Een jaar na de transplantatie hebben ECD-organen een creatininespiegel van 1,5 ± 0,4mg/dl en een eGFR berekend volgens MDRD-4 van 49,4 ± 12,5ml/min (61,4 ± 17,6ml/min volgens Cockcroft- Gault). Deze nierfunctie is beter dan die welke werd verkregen in andere studies van ECD-organen.6,16,22,27 Er is een betere nierfunctie bij receptoren van ECD-organen beschreven na één jaar evolutie wanneer de CIT minder dan 12 uur bedraagt, vergeleken met CIT’s van 12 tot 24 uur. Deze verbetering wordt echter pas merkbaar als de ECD tot groep C op de Nyberg-schaal behoren (score tussen 20 en 29 punten). Onze ontvangers van ECD-orgels behoren meestal tot groep C (87,5%), wat waarschijnlijk hun gunstige evolutie met korte CIT’s verklaart. Het concept van ECD impliceert een binair onderscheid tussen donorklassen: ECD of SCD. Dezelfde definitie omvat dus patiënten met een uitgebreid spectrum van risico’s die te maken hebben met het verlies van het transplantaat en een risiconiveau tussen 1,7 en 2,691 van dat van de ideale donor. Dit enorme verschil moet worden weerspiegeld in de verschillende evoluties en reacties op de omstandigheden die we in een transplantatiesituatie opleggen, en kan grote verschillen in studieresultaten veroorzaken naargelang van het type ECD-orgaan dat wordt opgenomen.28 Daarom lijkt het noodzakelijk om preciezere classificatiesystemen te ontwikkelen, zoals sommigen hebben voorgesteld.29,30

De renale overleving in de ECD-orgaangroep was goed: 95,8%. Deze goede resultaten waren misschien voorspelbaar, aangezien is aangetoond dat in een afstotingsvrije populatie de leeftijd van de donor en het DGF-percentage bepalende factoren zijn voor de overleving van het transplantaat;31 in onze ECD-groep waren de incidentiecijfers voor acute afstoting en DGF betrekkelijk laag. Bovendien hebben we een goed niveau van nierfunctiestabiliteit bereikt tussen de 6- en 12-maandenmarkering, waarbij zelfs enige verbetering van de eGFR optrad, wat zeer belangrijk zou kunnen zijn voor de overleving van deze nieren op de lange termijn.16 Bovendien moeten we niet vergeten dat een van de beste parameters voor het voorspellen van de overleving van het transplantaat de creatininespiegel een jaar na de transplantatie is,32 en onze ECD-orgaanontvangers hadden creatininespiegels van 1,5 ± 0,4mg/dl bij de markering een jaar.
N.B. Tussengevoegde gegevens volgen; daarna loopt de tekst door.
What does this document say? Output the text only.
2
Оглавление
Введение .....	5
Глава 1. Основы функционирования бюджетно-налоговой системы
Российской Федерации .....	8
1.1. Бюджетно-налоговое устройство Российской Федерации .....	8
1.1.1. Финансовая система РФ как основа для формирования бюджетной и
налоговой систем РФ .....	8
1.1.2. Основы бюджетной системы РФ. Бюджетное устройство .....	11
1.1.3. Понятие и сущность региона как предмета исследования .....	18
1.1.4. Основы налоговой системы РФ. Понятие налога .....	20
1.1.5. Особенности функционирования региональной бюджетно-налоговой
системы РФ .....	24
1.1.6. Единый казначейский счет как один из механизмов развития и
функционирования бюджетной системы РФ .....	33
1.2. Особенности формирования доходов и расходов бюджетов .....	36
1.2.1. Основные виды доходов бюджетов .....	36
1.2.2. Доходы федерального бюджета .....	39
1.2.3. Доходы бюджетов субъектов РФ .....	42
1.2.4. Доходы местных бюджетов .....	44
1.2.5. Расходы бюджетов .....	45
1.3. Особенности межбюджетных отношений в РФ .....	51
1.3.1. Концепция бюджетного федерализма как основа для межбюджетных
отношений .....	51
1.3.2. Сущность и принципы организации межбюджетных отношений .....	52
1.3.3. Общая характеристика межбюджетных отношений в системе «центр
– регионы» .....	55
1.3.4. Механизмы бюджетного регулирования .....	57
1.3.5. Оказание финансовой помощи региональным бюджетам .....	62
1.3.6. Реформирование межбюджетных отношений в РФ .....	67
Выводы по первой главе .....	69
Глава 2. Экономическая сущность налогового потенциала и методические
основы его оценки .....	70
Deze studie heeft bepaalde beperkingen. Het is een single-centre cohortstudie, met een beperkt aantal patiënten en het heeft nog een korte evolutie tijd, dat is de reden waarom we geen regressie methoden hebben toegepast. Wij hebben geen vergelijkingen kunnen maken met een aanzienlijk aantal transplantatiepatiënten met een orgaan CIT > 15 uur, aangezien wij zeer weinig patiënten van deze beschrijving hebben. Wij menen echter dat onze resultaten erop wijzen dat inspanningen moeten worden gedaan om de CITS te verminderen teneinde de transplantatieresultaten te verbeteren, en dat deze inspanningen moeten worden gemaximaliseerd in het geval van ECD-organen. Op die manier kunnen we de resultaten van dit type transplantaat optimaliseren en de ontvangers het best mogelijke scenario bieden voor zowel de initiële evolutie als de overleving van het transplantaat en de nierfunctie.

Concluderend stelt het gebruik van korte koude ischemietijden ons in staat om nieren van uitgebreide-criteria-donoren te transplanteren met een lage incidentie van vertraagde transplantatiefunctie en acute afstoting, wat ook resulteert in goede overlevingspercentages en een goede nierfunctie op middellange termijn. Hierdoor kunnen we ook een zeer stabiele nierfunctie verkrijgen, wat bepalend kan zijn voor een uitstekende overleving op lange termijn.

Tabel 1. Kenmerken van donors met uitgebreide criteria (ECD) en donors met standaardcriteria (SCD). Kenmerken van de ontvangers.

Tabel 2. Evolutie van ontvangers van ECD- en SCT-transplantaties

Figuur 1.

Geef een antwoord

Het e-mailadres wordt niet gepubliceerd.